'Robbin' the nets, you spalpeen; if you throw them salmon you're hidin' undher your coat into the wather, be the tare-o-war—'
'What salmon, Sir?' interrupted the lieutenant. 'Why, salmon's not in season, Sir.'
'None iv yer flummery, you schamin' scoundrel; but jest come here and give yourself up, for so sure as you don't, or dar to stir an inch from that spot, I'll blow you to smithereens!'
'Captain Cluffe is drowned, Sir; and I'm Lieutenant Puddock,' rejoined the officer.

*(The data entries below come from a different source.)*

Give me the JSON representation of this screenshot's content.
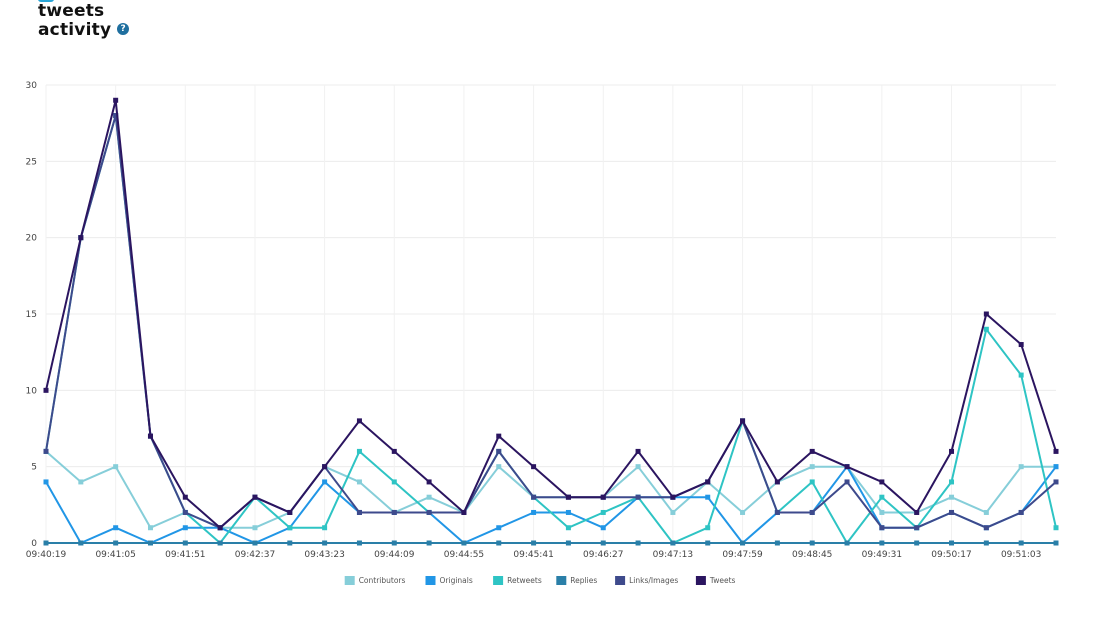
{
  "header": {
    "title_line1": "tweets",
    "title_line2": "activity",
    "help_icon": "question-icon",
    "help_glyph": "?"
  },
  "chart_data": {
    "type": "line",
    "x": [
      "09:40:19",
      "",
      "09:41:05",
      "",
      "09:41:51",
      "",
      "09:42:37",
      "",
      "09:43:23",
      "",
      "09:44:09",
      "",
      "09:44:55",
      "",
      "09:45:41",
      "",
      "09:46:27",
      "",
      "09:47:13",
      "",
      "09:47:59",
      "",
      "09:48:45",
      "",
      "09:49:31",
      "",
      "09:50:17",
      "",
      "09:51:03",
      ""
    ],
    "x_tick_labels": [
      "09:40:19",
      "09:41:05",
      "09:41:51",
      "09:42:37",
      "09:43:23",
      "09:44:09",
      "09:44:55",
      "09:45:41",
      "09:46:27",
      "09:47:13",
      "09:47:59",
      "09:48:45",
      "09:49:31",
      "09:50:17",
      "09:51:03"
    ],
    "ylim": [
      0,
      30
    ],
    "y_ticks": [
      0,
      5,
      10,
      15,
      20,
      25,
      30
    ],
    "grid": true,
    "legend_position": "bottom",
    "series": [
      {
        "name": "Contributors",
        "color": "#86ced9",
        "values": [
          6,
          4,
          5,
          1,
          2,
          1,
          1,
          2,
          5,
          4,
          2,
          3,
          2,
          5,
          3,
          3,
          3,
          5,
          2,
          4,
          2,
          4,
          5,
          5,
          2,
          2,
          3,
          2,
          5,
          5
        ]
      },
      {
        "name": "Originals",
        "color": "#2196e6",
        "values": [
          4,
          0,
          1,
          0,
          1,
          1,
          0,
          1,
          4,
          2,
          2,
          2,
          0,
          1,
          2,
          2,
          1,
          3,
          3,
          3,
          0,
          2,
          2,
          5,
          1,
          1,
          2,
          1,
          2,
          5
        ]
      },
      {
        "name": "Retweets",
        "color": "#2ec4c4",
        "values": [
          6,
          20,
          28,
          7,
          2,
          0,
          3,
          1,
          1,
          6,
          4,
          2,
          2,
          6,
          3,
          1,
          2,
          3,
          0,
          1,
          8,
          2,
          4,
          0,
          3,
          1,
          4,
          14,
          11,
          1
        ]
      },
      {
        "name": "Replies",
        "color": "#2a7fa8",
        "values": [
          0,
          0,
          0,
          0,
          0,
          0,
          0,
          0,
          0,
          0,
          0,
          0,
          0,
          0,
          0,
          0,
          0,
          0,
          0,
          0,
          0,
          0,
          0,
          0,
          0,
          0,
          0,
          0,
          0,
          0
        ]
      },
      {
        "name": "Links/Images",
        "color": "#3e4a8c",
        "values": [
          6,
          20,
          28,
          7,
          2,
          1,
          3,
          2,
          5,
          2,
          2,
          2,
          2,
          6,
          3,
          3,
          3,
          3,
          3,
          4,
          8,
          2,
          2,
          4,
          1,
          1,
          2,
          1,
          2,
          4
        ]
      },
      {
        "name": "Tweets",
        "color": "#2b1560",
        "values": [
          10,
          20,
          29,
          7,
          3,
          1,
          3,
          2,
          5,
          8,
          6,
          4,
          2,
          7,
          5,
          3,
          3,
          6,
          3,
          4,
          8,
          4,
          6,
          5,
          4,
          2,
          6,
          15,
          13,
          6
        ]
      }
    ]
  }
}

'Tare-an-ouns, an' is it yerself, Captain Puddock, that's in it?' cried the man. 'I ax yer pardon; but I tuk you for one of thim vagabonds that's always plundherin' the fish. And who in the wide world, captain jewel, id expeck to see you there, meditatin' in the middle of the river, this time o' night; an' I dunna how in the world you got there, at all, at all, for the planking is carried away behind you since yistherday.'
'Give an alarm, if you please, Sir, this moment,' urged Puddock. 'Captain Cluffe has gone over this horrid weir, not a minute since, and is I fear drowned.'
'Dhrownded! och! bloody wars.'
'Yes, Sir, send some one this moment down the stream with a rope—'
'Hollo, Jemmy?' cried the man, and whistled through his crooked finger.
'Jemmy,' said he to the boy who presented himself, 'run down to Tom Garret, at the Millbridge, and tell him Captain Cluffe's dhrownded over the weir, and to take the boat-hook and rope—he's past the bridge by this time—ay is he at the King's House—an' if he brings home the corpse alive or dead, before an hour, Captain Puddock here will give him twenty guineas reward.' So away went the boy.